The Leviathans’ silhouettes stretch endlessly.
Belkis holds my hand lovingly.
Heavy with guilt, I don’t know what to say.
I point at Childe Asher. ‘So like you – the boy. Like earth welcoming the sun.’
‘He’s like you, too.’
‘No, better. Infinitely better. Not craven. Not faithless. Not one to run away.’

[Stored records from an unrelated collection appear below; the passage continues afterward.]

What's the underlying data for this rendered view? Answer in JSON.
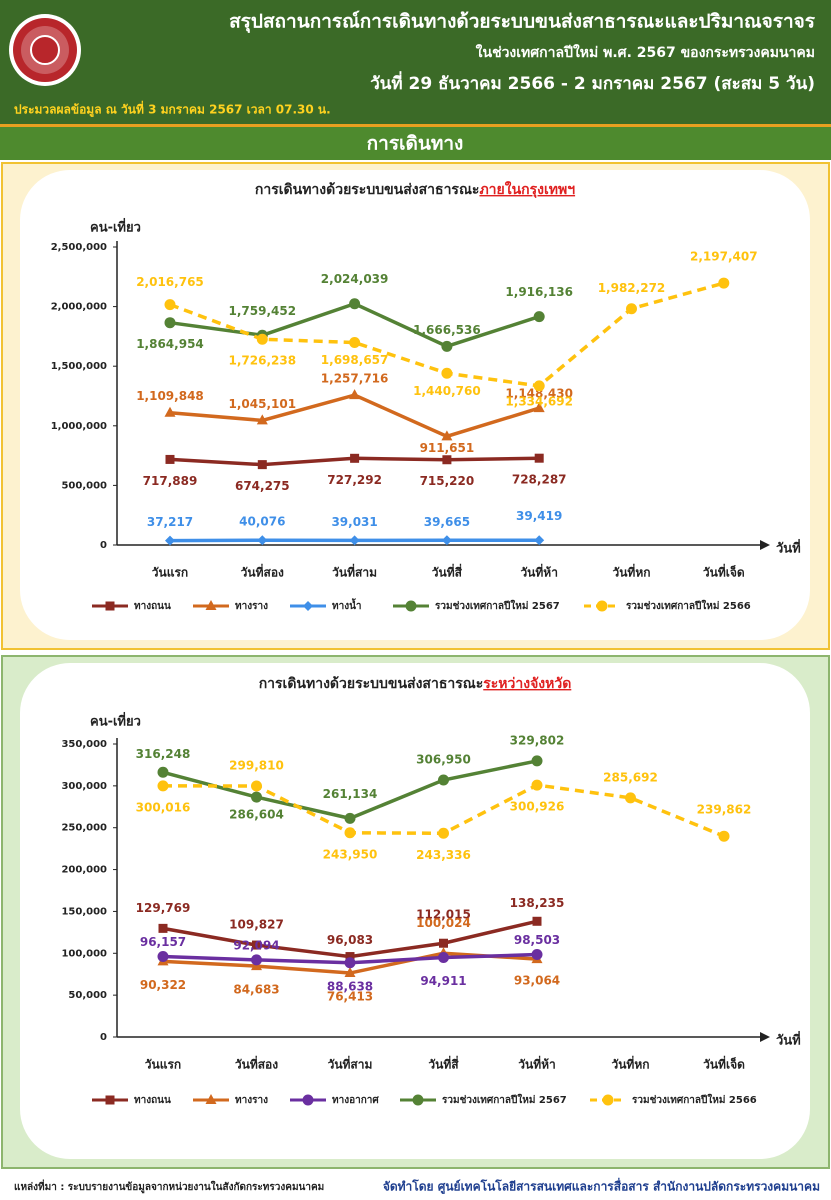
{
  "header": {
    "title": "สรุปสถานการณ์การเดินทางด้วยระบบขนส่งสาธารณะและปริมาณจราจร",
    "subtitle": "ในช่วงเทศกาลปีใหม่ พ.ศ. 2567 ของกระทรวงคมนาคม",
    "date_range": "วันที่ 29 ธันวาคม 2566 - 2 มกราคม 2567 (สะสม 5 วัน)",
    "note": "ประมวลผลข้อมูล ณ วันที่ 3 มกราคม 2567 เวลา 07.30 น.",
    "section": "การเดินทาง"
  },
  "footer": {
    "source": "แหล่งที่มา : ระบบรายงานข้อมูลจากหน่วยงานในสังกัดกระทรวงคมนาคม",
    "credit": "จัดทำโดย ศูนย์เทคโนโลยีสารสนเทศและการสื่อสาร สำนักงานปลัดกระทรวงคมนาคม"
  },
  "chart_data": [
    {
      "type": "line",
      "title": "การเดินทางด้วยระบบขนส่งสาธารณะ",
      "title_highlight": "ภายในกรุงเทพฯ",
      "y_label": "คน-เที่ยว",
      "x_label": "วันที่",
      "categories": [
        "วันแรก",
        "วันที่สอง",
        "วันที่สาม",
        "วันที่สี่",
        "วันที่ห้า",
        "วันที่หก",
        "วันที่เจ็ด"
      ],
      "ylim": [
        0,
        2500000
      ],
      "yticks": [
        0,
        {
          "value": 500000,
          "label": "500,000"
        },
        {
          "value": 1000000,
          "label": "1,000,000"
        },
        {
          "value": 1500000,
          "label": "1,500,000"
        },
        {
          "value": 2000000,
          "label": "2,000,000"
        },
        {
          "value": 2500000,
          "label": "2,500,000"
        }
      ],
      "series": [
        {
          "name": "ทางถนน",
          "color": "#8b2a22",
          "marker": "square",
          "values": [
            717889,
            674275,
            727292,
            715220,
            728287,
            null,
            null
          ],
          "value_labels": [
            "717,889",
            "674,275",
            "727,292",
            "715,220",
            "728,287",
            null,
            null
          ]
        },
        {
          "name": "ทางราง",
          "color": "#d2691e",
          "marker": "triangle",
          "values": [
            1109848,
            1045101,
            1257716,
            911651,
            1148430,
            null,
            null
          ],
          "value_labels": [
            "1,109,848",
            "1,045,101",
            "1,257,716",
            "911,651",
            "1,148,430",
            null,
            null
          ]
        },
        {
          "name": "ทางน้ำ",
          "color": "#3f8fe8",
          "marker": "diamond",
          "values": [
            37217,
            40076,
            39031,
            39665,
            39419,
            null,
            null
          ],
          "value_labels": [
            "37,217",
            "40,076",
            "39,031",
            "39,665",
            "39,419",
            null,
            null
          ]
        },
        {
          "name": "รวมช่วงเทศกาลปีใหม่ 2567",
          "color": "#548235",
          "marker": "circle",
          "values": [
            1864954,
            1759452,
            2024039,
            1666536,
            1916136,
            null,
            null
          ],
          "value_labels": [
            "1,864,954",
            "1,759,452",
            "2,024,039",
            "1,666,536",
            "1,916,136",
            null,
            null
          ]
        },
        {
          "name": "รวมช่วงเทศกาลปีใหม่ 2566",
          "color": "#ffc20e",
          "marker": "circle",
          "dashed": true,
          "values": [
            2016765,
            1726238,
            1698657,
            1440760,
            1334692,
            1982272,
            2197407
          ],
          "value_labels": [
            "2,016,765",
            "1,726,238",
            "1,698,657",
            "1,440,760",
            "1,334,692",
            "1,982,272",
            "2,197,407"
          ]
        }
      ]
    },
    {
      "type": "line",
      "title": "การเดินทางด้วยระบบขนส่งสาธารณะ",
      "title_highlight": "ระหว่างจังหวัด",
      "y_label": "คน-เที่ยว",
      "x_label": "วันที่",
      "categories": [
        "วันแรก",
        "วันที่สอง",
        "วันที่สาม",
        "วันที่สี่",
        "วันที่ห้า",
        "วันที่หก",
        "วันที่เจ็ด"
      ],
      "ylim": [
        0,
        350000
      ],
      "yticks": [
        0,
        {
          "value": 50000,
          "label": "50,000"
        },
        {
          "value": 100000,
          "label": "100,000"
        },
        {
          "value": 150000,
          "label": "150,000"
        },
        {
          "value": 200000,
          "label": "200,000"
        },
        {
          "value": 250000,
          "label": "250,000"
        },
        {
          "value": 300000,
          "label": "300,000"
        },
        {
          "value": 350000,
          "label": "350,000"
        }
      ],
      "series": [
        {
          "name": "ทางถนน",
          "color": "#8b2a22",
          "marker": "square",
          "values": [
            129769,
            109827,
            96083,
            112015,
            138235,
            null,
            null
          ],
          "value_labels": [
            "129,769",
            "109,827",
            "96,083",
            "112,015",
            "138,235",
            null,
            null
          ]
        },
        {
          "name": "ทางราง",
          "color": "#d2691e",
          "marker": "triangle",
          "values": [
            90322,
            84683,
            76413,
            100024,
            93064,
            null,
            null
          ],
          "value_labels": [
            "90,322",
            "84,683",
            "76,413",
            "100,024",
            "93,064",
            null,
            null
          ]
        },
        {
          "name": "ทางอากาศ",
          "color": "#6a2fa0",
          "marker": "circle",
          "values": [
            96157,
            92094,
            88638,
            94911,
            98503,
            null,
            null
          ],
          "value_labels": [
            "96,157",
            "92,094",
            "88,638",
            "94,911",
            "98,503",
            null,
            null
          ]
        },
        {
          "name": "รวมช่วงเทศกาลปีใหม่ 2567",
          "color": "#548235",
          "marker": "circle",
          "values": [
            316248,
            286604,
            261134,
            306950,
            329802,
            null,
            null
          ],
          "value_labels": [
            "316,248",
            "286,604",
            "261,134",
            "306,950",
            "329,802",
            null,
            null
          ]
        },
        {
          "name": "รวมช่วงเทศกาลปีใหม่ 2566",
          "color": "#ffc20e",
          "marker": "circle",
          "dashed": true,
          "values": [
            300016,
            299810,
            243950,
            243336,
            300926,
            285692,
            239862
          ],
          "value_labels": [
            "300,016",
            "299,810",
            "243,950",
            "243,336",
            "300,926",
            "285,692",
            "239,862"
          ]
        }
      ]
    }
  ]
}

Belkis caresses my face. ‘Sometimes it’s wise to run.’
‘Not in my book.’
‘You can only be who you are, Oric.’
‘I thought I’d mastered fear.’
‘You did – all this time you did.’
‘Until the crunch.’
‘There’ve been many crunches.’
‘I could fend off Hidebehind those times. But this time you needed me – and I could do nothing. Hidebehind paralysed me.’
Gently she runs her fingers over my eyes. ‘Look at me, Oric. They killed me. But I’m still with you. We’ll continue. Proof that Death is a lie.’
I absorb her eyes, her face, her aura. I want to be embedded in her. Roam over that earthly body of untold delights. But now that she’s a Leviathan, dare I breathe her perfume, hear her squeals, swim in her ultramarine eyes, cherish her sturdiness when she holds me tight? How do I become one with her as I did everytime we made love?
She feels my despair, presses my hands tightly. ‘I’m not ectoplasm, Oric. Leviathans are flesh, too, when they reincarnate. I’ll be with you forever.’
There’s so much love in her eyes.
Led by Hrant and Childe Asher, the Leviathans start singing the Ode to Joy.
Belkis brightens. ‘The Agapé is starting.’
I feel I shouldn’t be here. Not yet.
I kiss her. ‘Hrant believes I still have your spirit.’
‘Hrant is always right.’
‘Let’s hope so.’
I dive into the pool before she can stop me.